Balisez !

« Pour pouvoir placer une balise GPS sur une voiture, il faut passer par une procédure judiciaire, c’est beaucoup trop lourd ». « Un groupe de 5 personnes fait semblant de discuter derrière le véhicule pendant que le technicien se glisse sous celui-ci ».

paru dans lundimatin#7, le 18 janvier 2015

Nicolas Sarkozy a regretté que « nos services de renseignements ne puissent pas mettre de balise sous les voitures suspectes hors procédure judiciaire. Or, par définition, l’action de nos services de renseignement, elle précède l’action judiciaire. » Contre toute attente, l’ancien chef d’État n’a semble-t-il pas contracté d’abonnement à Mediapart. En effet, dès 2012, à l’occasion de la publication d’un livre de David Dufresne, le site internet publiait un document intitulé : Extrait du manuel de stage de la section opérationnelle de recherches spécialisées de la direction centrale des renseignements généraux (DCRG) : « Aide technique à la surveillance et à la pose des balises ».

Outre les recommandations techniques et tactiques quant à la pose d’une balise GPS sur un véhicule, ce que ce document nous apprenait (et nous rappelle), c’est que les services de renseignement, hors de tout cadre judiciaire, les utilisaient suffisamment couramment pour avoir dû en rédiger un manuel de l’utilisateur.
On y apprend que les RG utilisaient différentes sortes de balise :
. dispositif datong (par ondes radio), qui permet de suivre un véhicule à distance.
. GPS-couplé à un GSM (téléphone portable), qui permet de « mettre en mémoire des déplacements d’un véhicule sur une période plus ou moins longue » (attention cependant, précise le document, aux « coût des communications G.S.M »)
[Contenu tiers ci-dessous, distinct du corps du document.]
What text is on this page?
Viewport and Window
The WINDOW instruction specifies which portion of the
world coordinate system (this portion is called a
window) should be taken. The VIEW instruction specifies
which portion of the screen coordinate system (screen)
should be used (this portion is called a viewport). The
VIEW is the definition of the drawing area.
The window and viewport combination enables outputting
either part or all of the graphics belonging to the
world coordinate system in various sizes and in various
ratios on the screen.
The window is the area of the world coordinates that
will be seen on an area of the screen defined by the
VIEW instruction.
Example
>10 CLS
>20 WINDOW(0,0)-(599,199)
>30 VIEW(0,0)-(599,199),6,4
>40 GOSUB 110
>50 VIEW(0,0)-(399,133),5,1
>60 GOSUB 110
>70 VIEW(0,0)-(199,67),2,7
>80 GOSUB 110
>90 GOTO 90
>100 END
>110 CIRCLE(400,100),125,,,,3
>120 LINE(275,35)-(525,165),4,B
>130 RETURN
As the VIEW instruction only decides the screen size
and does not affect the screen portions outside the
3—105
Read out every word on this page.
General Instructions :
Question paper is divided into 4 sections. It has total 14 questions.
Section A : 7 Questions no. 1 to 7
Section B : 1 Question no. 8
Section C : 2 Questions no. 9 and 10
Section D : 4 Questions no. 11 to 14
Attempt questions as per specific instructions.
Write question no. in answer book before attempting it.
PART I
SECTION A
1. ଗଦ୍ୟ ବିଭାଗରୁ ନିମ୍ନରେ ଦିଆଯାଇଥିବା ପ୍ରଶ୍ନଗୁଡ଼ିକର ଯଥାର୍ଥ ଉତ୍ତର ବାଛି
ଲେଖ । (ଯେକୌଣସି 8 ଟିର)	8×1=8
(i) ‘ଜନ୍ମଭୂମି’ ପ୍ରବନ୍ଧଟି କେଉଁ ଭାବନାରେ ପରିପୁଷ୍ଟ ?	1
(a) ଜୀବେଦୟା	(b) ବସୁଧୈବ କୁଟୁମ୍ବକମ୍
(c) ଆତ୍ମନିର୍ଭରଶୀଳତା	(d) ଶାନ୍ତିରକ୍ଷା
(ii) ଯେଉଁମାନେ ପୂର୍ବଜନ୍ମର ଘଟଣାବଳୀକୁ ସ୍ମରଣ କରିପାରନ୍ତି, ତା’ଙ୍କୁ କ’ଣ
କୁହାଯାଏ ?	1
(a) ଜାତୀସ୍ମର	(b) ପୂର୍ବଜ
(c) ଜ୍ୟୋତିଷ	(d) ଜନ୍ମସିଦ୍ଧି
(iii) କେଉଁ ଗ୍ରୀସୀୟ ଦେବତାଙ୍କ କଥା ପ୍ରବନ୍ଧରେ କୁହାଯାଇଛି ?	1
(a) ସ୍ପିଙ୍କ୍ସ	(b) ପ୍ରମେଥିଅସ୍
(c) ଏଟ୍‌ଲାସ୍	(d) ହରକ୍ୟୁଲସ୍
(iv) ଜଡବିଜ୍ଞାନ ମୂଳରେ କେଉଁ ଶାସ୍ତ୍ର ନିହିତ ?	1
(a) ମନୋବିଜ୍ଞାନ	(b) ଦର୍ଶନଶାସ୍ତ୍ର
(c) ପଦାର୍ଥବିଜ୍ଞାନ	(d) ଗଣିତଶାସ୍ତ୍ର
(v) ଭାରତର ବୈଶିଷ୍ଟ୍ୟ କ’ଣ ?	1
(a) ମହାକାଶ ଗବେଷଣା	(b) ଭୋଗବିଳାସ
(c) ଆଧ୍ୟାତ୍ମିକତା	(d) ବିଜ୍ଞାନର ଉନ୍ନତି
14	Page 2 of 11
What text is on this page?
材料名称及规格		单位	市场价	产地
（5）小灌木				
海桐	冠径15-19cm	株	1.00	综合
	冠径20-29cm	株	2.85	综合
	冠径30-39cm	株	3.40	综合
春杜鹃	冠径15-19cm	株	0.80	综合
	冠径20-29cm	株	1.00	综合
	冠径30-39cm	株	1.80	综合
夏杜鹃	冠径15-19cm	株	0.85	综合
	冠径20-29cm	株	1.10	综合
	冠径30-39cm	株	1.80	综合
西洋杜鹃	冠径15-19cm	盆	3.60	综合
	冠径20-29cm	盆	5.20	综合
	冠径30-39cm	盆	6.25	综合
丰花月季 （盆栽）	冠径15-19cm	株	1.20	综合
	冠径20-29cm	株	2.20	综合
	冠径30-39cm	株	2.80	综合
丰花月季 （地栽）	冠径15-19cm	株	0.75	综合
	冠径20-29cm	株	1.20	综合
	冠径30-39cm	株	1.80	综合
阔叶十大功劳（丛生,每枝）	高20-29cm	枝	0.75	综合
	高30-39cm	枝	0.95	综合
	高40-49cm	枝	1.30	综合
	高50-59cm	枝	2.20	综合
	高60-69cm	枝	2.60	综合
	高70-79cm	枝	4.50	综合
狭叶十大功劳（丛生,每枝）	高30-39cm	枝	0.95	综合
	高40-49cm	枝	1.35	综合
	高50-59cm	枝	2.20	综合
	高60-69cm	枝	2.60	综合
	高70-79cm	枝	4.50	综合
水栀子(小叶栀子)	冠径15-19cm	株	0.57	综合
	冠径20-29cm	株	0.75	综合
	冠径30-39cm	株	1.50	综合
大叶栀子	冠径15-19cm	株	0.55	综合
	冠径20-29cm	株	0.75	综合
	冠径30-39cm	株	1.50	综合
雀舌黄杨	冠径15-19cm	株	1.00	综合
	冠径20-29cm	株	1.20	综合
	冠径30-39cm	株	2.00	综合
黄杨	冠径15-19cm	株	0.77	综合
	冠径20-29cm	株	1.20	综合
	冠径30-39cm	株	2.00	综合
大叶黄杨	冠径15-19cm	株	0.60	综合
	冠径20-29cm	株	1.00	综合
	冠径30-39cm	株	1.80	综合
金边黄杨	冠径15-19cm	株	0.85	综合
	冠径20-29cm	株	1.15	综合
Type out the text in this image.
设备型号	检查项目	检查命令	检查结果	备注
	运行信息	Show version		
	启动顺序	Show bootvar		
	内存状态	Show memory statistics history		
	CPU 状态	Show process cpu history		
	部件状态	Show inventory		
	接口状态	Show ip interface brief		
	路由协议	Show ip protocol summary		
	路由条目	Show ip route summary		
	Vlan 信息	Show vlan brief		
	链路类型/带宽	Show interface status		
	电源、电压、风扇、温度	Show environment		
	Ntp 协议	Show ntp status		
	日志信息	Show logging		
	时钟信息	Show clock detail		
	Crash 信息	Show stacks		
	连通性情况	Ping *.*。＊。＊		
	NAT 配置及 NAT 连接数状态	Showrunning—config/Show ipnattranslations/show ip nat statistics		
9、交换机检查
On y apprend aussi que les agents procédaient de deux manières :
. en subtilisant le véhicule de la cible (« gros travail préparatoire : se procurer le double des clefs du véhicule », dit le document), puis en le remettant discrètement au même endroit (non sans avoir réservé la place de parking à l’aide d’un « véhicule tampon » ; malin...).
. en posant la balise directement « sur site ». Ce qui implique préalablement, selon le document, de « se procurer un modèle identique que l’on inspectera pour repérer l’endroit de pose idéal ». Puis de poser la balise discrètement de nuit ou, au culot, de jour sur un parking de supermarché : « avoir un petit fourgon qui s’accole à l’arrière du véhicule à baliser. Une personne ouvre la porte arrière et fait semblant de s’afférer dans le véhicule pendant que le technicien opère ».

La naïveté de M. Sarkozy quant au fonctionnement du renseignement français semble donc avérée : à la condition de ne pas oublier de mettre des piles (comme le leur rappelle très justement ce document), la DGSI, comme ses acronymes précédents (DCRI, DCRG), utilisent des balises GPS hors de toute supervision judiciaire (puisqu’ils effectuent des tâches de renseignement, et non de police judiciaire) et ce donc, de hors tout cadre légal.